Sono sulla strada interna che porta al camminamento superiore dell’Acquedotto Carolino, illuminata, eccezionalmente, da piccole fiaccole di citronella che, con la loro luce fioca e debole, mi permettono di vedere a poco più di un palmo dal naso.
Diversamente dal solito, il mio passo è lento, pensato.
Ai bordi della strada, tra i cespogli, le lucciole. Tante, tantissime. Si accendono a intermittenza come le lucine sugli alberi di Natale e rendono l’aria profumata e magica.
Il sole è tramontato da qualche ora. Il cielo è di un colore blu intenso e le nuvole giocano tra di loro attirando la mia attenzione. Devo assolutamente scattare una foto, penso. Luigi mi precede.
Continuo a camminare. C’è troppa gente intorno, mi infastidisce. Ma chi lo ha organizzato questo evento? Cos’è che dobbiamo fare precisamente? Riusciremo a vedere le stelle con un cielo così coperto?
I miei amici mi chiamano. Immersa in mille pensieri gli rispondo facendo un cenno con la mano e mi scuso per essere rimasta indietro.
L’Aquedotto, più comunemente chiamato, I Ponti della Valle, è bellissimo. Progettato da quel genio di Luigi Vanvitelli su commissione di Carlo di Borbone durante la metà del XVIII secolo, si impone oggi, con i suoi tre ordini illuminati, su tutta la zona circostante. E io mi innamoro di questo patrimonio dell’unesco ogni volta che lo guardo.
Intanto, tra un pensiero e l’altro, siamo arrivati su in cima. La gente è aumentata. Ma come diavolo è possibile?
Il cielo si sta aprendo, che fortuna. Un professore con un microfono poco funzionante spiega, con l’aiuto di un proiettore, i pianeti, le costellazioni, le galassie. Credo. Non lo so, non lo sto ascoltando, non si sente bene. Mi interessa solo poter attraversare quel cancelletto che vedo sempre più vicino, che mi permetterà di camminare sulla cima dell’Acquedotto. Finalmente è il nostro turno.
Una serie di telescopi sono posti lungo il percorso e i relativi addetti ai lavori spiegano, ai visitatori, ciò che è possibile vedere attraverso questi. Bisogna mettersi in fila e attendere, ma la gente è tanta. Troppa.

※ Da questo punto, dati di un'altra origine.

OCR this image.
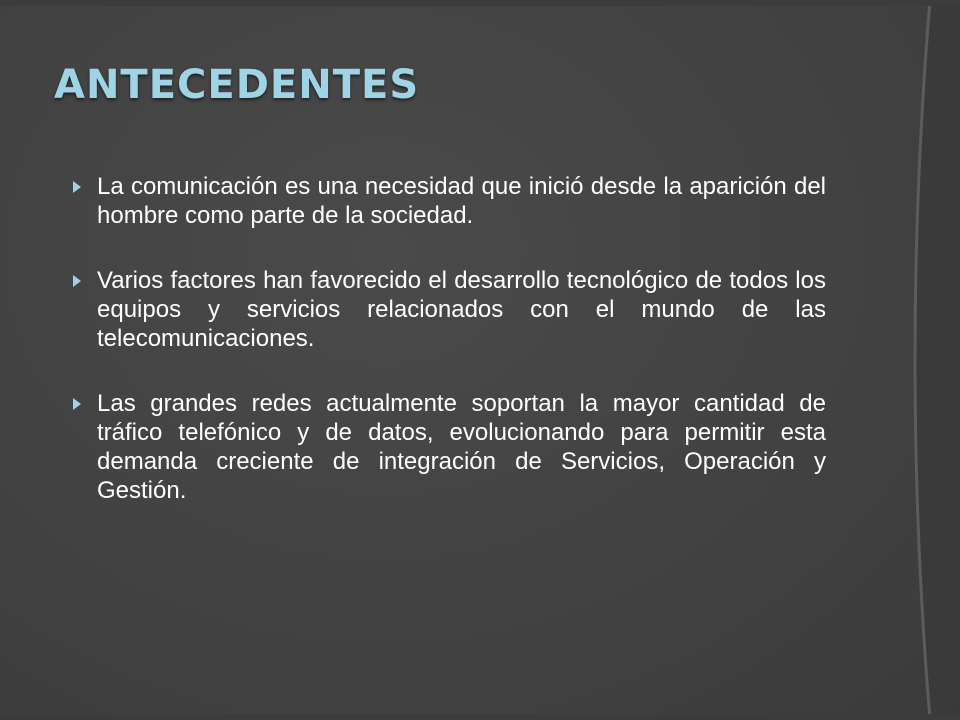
ANTECEDENTES
La comunicación es una necesidad que inició desde la aparición del hombre como parte de la sociedad.
Varios factores han favorecido el desarrollo tecnológico de todos los equipos y servicios relacionados con el mundo de las telecomunicaciones.
Las grandes redes actualmente soportan la mayor cantidad de tráfico telefónico y de datos, evolucionando para permitir esta demanda creciente de integración de Servicios, Operación y Gestión.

Vieni con me. Ti faccio vedere qual è il punto migliore per scattare una bella foto. È la voce inconfondibile di Luigi. Io lo seguo e perdiamo tutti gli altri, tra la folla.
Che panorama.
Reflex sul cavalletto, diaframma chiuso, tempo di scatto 20 secondi, o giù di li. E così ci prendo gusto e inizio a scattare a raffica, a cambiare continuamente le impostazioni, a sperimentare cose nuove.

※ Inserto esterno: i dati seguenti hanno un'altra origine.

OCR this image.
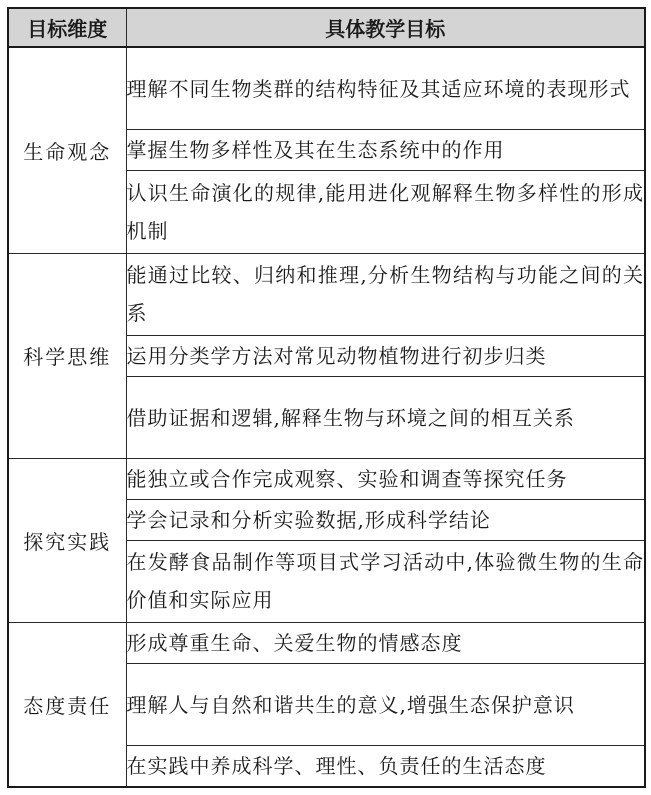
目标维度	具体教学目标
生命观念	理解不同生物类群的结构特征及其适应环境的表现形式
	掌握生物多样性及其在生态系统中的作用
	认识生命演化的规律,能用进化观解释生物多样性的形成机制
科学思维	能通过比较、归纳和推理,分析生物结构与功能之间的关系
	运用分类学方法对常见动物植物进行初步归类
	借助证据和逻辑,解释生物与环境之间的相互关系
探究实践	能独立或合作完成观察、实验和调查等探究任务
	学会记录和分析实验数据,形成科学结论
	在发酵食品制作等项目式学习活动中,体验微生物的生命价值和实际应用
态度责任	形成尊重生命、关爱生物的情感态度
	理解人与自然和谐共生的意义,增强生态保护意识
	在实践中养成科学、理性、负责任的生活态度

Luigi sorride. Ti diverti con poco tu, eh? Vogliamo scrivere un po’ con la luce?! Light Painting.
Non ho la più pallida idea di cosa stia parlando, ma mi fido e iniziamo a giocare. Una, due, tre, foto. Un’altra e un’altra ancora.
Si, ti diverti decisamente con poco.
Luigi si arrampica sul muretto e tenta di scattare una foto dall’alto. Un bambino lo indica attirando l’attenzione della mamma che prontamente gli dice di non guardare perché quello è un pazzo. Ci ridiamo sù e continuiamo a scattare.
Le persone stanno, pian piano, diminuendo e noi non abbiamo alcuna intenzione di andare via. Io almeno, vorrei rimanere, ancora un altro po’.
Col naso all’insù noto che le nuvole vanno e vengono e, di tanto in tanto, mi lasciano vedere la stella polare. E poi, l’orsa maggiore, quella minore, grande e piccolo carro.
Sono felice.
Sotto i miei piedi una struttura centenaria, sulla mia testa un cielo bellissimo.